4. Cell to cell bacterial communication / Quorum sensing & Quorum quenching
The oceans cover more than 70% of Earth surface, regulate its climate and atmosphere, and sustain living and non-living resources. With about 5×105 cells per milliliter marine prokaryotes are fundamental to the biogeochemical cycles that shape our planetary atmosphere and environment, by cycling nutrients, and ultimately influencing climate on a global scale. These last two decades, microbial ecologists have been examined the diversity of bacteria in the oceans, and the abiotic parameters shaping these communities have been extensively studied.
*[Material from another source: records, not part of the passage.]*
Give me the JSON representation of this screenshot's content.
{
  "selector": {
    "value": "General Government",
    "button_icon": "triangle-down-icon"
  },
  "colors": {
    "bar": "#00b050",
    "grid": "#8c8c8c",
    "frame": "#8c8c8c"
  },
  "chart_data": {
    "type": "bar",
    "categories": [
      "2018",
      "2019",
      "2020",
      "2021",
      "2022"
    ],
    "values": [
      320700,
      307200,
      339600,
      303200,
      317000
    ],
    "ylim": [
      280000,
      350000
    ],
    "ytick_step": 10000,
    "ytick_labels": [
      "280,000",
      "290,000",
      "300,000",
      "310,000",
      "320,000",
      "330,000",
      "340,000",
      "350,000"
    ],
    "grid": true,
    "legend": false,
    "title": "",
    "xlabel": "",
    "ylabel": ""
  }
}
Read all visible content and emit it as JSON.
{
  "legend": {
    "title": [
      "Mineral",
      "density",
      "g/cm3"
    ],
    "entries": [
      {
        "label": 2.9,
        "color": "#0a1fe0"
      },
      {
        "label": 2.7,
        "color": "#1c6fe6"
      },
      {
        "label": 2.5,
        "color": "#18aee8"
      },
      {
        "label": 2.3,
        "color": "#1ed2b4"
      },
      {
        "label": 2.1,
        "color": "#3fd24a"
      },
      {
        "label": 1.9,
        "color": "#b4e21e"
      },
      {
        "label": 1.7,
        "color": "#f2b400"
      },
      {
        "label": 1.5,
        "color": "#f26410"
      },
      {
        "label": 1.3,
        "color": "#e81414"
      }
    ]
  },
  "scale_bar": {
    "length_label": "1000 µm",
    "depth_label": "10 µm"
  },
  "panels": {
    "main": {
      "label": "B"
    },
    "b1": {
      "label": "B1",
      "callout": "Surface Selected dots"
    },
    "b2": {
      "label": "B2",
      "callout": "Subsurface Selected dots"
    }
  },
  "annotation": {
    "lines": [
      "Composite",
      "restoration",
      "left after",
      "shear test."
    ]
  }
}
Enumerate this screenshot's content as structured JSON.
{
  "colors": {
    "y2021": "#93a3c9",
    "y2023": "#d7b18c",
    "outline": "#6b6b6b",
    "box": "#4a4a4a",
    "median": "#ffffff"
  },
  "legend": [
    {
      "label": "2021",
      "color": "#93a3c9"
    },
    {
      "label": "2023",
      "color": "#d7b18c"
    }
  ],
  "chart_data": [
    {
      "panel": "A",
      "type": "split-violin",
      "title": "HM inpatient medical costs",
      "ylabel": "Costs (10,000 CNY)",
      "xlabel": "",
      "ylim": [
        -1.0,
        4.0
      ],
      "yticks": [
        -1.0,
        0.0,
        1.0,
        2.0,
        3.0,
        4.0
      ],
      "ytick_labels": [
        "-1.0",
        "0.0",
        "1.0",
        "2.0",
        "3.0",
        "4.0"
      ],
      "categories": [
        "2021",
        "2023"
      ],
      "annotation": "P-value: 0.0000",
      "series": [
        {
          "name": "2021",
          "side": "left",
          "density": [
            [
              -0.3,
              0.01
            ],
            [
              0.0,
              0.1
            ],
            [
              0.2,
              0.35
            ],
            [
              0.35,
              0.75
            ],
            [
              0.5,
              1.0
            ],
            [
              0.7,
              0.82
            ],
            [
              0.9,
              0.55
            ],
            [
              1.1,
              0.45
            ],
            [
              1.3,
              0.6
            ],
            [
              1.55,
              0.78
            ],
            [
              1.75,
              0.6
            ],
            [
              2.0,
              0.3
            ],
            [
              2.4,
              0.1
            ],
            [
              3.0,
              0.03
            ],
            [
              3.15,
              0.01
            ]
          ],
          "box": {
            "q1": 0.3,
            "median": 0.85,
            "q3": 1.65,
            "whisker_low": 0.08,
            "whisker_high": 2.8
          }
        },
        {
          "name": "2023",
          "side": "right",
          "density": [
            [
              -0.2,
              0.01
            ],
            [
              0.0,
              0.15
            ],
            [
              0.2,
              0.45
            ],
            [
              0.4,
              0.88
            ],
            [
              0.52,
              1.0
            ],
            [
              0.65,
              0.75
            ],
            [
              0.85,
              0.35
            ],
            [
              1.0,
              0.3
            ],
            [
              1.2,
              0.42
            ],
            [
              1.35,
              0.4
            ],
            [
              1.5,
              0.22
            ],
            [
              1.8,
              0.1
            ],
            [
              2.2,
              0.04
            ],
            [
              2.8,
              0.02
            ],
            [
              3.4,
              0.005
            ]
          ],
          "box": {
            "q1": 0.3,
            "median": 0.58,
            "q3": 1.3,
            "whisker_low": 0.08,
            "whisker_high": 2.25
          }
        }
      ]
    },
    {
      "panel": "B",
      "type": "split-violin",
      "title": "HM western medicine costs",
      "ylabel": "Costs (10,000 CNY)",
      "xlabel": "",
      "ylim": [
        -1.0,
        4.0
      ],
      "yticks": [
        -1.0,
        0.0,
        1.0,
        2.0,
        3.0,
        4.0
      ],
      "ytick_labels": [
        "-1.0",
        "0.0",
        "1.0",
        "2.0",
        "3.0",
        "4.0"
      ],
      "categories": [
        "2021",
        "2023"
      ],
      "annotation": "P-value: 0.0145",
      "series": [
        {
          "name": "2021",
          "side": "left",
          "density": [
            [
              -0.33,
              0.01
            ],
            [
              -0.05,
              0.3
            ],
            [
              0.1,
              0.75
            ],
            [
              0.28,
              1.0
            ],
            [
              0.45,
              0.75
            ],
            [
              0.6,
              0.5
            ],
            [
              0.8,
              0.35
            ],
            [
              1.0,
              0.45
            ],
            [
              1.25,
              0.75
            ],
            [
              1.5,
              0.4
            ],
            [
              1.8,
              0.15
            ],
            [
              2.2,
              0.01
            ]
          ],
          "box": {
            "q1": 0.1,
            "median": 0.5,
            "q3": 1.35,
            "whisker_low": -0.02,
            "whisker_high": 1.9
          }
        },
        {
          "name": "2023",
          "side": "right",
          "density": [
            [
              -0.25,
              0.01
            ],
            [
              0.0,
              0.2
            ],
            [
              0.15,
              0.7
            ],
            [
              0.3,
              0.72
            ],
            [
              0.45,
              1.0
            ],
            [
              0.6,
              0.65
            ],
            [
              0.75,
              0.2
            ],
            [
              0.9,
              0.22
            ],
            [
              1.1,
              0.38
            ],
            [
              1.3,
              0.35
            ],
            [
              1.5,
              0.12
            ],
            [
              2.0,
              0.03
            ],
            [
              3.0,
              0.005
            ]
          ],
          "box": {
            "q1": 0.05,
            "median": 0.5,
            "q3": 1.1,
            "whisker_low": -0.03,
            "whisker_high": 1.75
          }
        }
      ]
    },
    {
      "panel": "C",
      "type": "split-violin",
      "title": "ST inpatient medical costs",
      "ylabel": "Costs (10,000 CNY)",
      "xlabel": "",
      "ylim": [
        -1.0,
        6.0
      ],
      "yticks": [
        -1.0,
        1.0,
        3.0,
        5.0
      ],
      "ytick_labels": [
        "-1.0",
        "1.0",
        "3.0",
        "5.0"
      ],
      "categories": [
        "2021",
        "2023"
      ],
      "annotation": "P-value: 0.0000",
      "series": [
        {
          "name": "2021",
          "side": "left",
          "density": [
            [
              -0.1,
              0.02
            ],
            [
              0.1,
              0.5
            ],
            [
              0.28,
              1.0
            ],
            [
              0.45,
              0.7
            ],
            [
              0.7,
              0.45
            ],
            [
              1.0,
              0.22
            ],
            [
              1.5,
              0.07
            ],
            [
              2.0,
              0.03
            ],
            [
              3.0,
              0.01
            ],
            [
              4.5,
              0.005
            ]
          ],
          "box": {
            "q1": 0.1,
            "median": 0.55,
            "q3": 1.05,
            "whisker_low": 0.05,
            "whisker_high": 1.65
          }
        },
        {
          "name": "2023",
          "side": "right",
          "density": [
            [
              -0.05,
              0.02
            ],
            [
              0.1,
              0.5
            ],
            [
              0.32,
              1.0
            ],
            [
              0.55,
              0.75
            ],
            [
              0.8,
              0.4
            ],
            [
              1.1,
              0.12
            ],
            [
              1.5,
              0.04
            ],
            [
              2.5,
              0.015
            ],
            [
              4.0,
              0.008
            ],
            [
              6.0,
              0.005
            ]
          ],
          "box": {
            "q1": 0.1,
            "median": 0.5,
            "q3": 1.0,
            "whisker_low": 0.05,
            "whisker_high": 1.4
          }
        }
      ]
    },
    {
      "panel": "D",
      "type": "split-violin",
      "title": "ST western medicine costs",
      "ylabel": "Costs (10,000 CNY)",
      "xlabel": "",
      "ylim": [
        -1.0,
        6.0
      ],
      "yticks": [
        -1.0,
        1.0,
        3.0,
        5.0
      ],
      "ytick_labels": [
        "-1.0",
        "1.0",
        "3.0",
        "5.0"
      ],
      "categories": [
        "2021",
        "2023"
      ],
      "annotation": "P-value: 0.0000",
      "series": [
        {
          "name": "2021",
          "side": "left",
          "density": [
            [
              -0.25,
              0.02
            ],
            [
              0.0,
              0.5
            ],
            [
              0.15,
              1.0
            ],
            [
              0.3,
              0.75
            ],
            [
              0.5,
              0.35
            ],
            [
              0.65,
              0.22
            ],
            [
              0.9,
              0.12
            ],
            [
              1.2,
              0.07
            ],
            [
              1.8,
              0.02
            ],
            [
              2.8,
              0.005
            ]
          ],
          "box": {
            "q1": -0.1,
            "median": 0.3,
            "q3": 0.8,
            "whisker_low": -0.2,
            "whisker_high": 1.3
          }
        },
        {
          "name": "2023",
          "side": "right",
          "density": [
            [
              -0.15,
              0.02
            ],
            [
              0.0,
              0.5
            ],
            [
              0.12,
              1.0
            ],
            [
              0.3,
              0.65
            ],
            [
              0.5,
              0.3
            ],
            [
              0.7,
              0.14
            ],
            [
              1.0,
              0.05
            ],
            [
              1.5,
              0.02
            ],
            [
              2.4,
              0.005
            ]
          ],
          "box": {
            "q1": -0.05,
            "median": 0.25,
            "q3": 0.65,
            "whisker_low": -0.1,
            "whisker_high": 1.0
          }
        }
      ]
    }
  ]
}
However, biotic interactions within these populations remain poorly explored in the environment, and in particular quorum-sensing based interactions, implying cell-to-cell communications through the diffusion of autoinducers (bacterial “hormones”, AI). This is particularly surprising since a very large number of studies have characterized these molecules and their effects on bacterial models isolated in culture, in well-controlled laboratory conditions. In contrast, the diversity, the abundance, the expression and the ecological roles of these AI remain largely unexplored in the environment. The study of these mechanisms in the marine environment pave the way to fundamental discoveries, but also to much more biotechnologically oriented work (like application derived from "quorum quenching" to control bacterial growth, biofilms).
Our current project ("Emergence UPMC") aims to characterize the diversity and the role of the most important AI producing bacteria in the marine environment, as well as the chemical diversity of these molecules.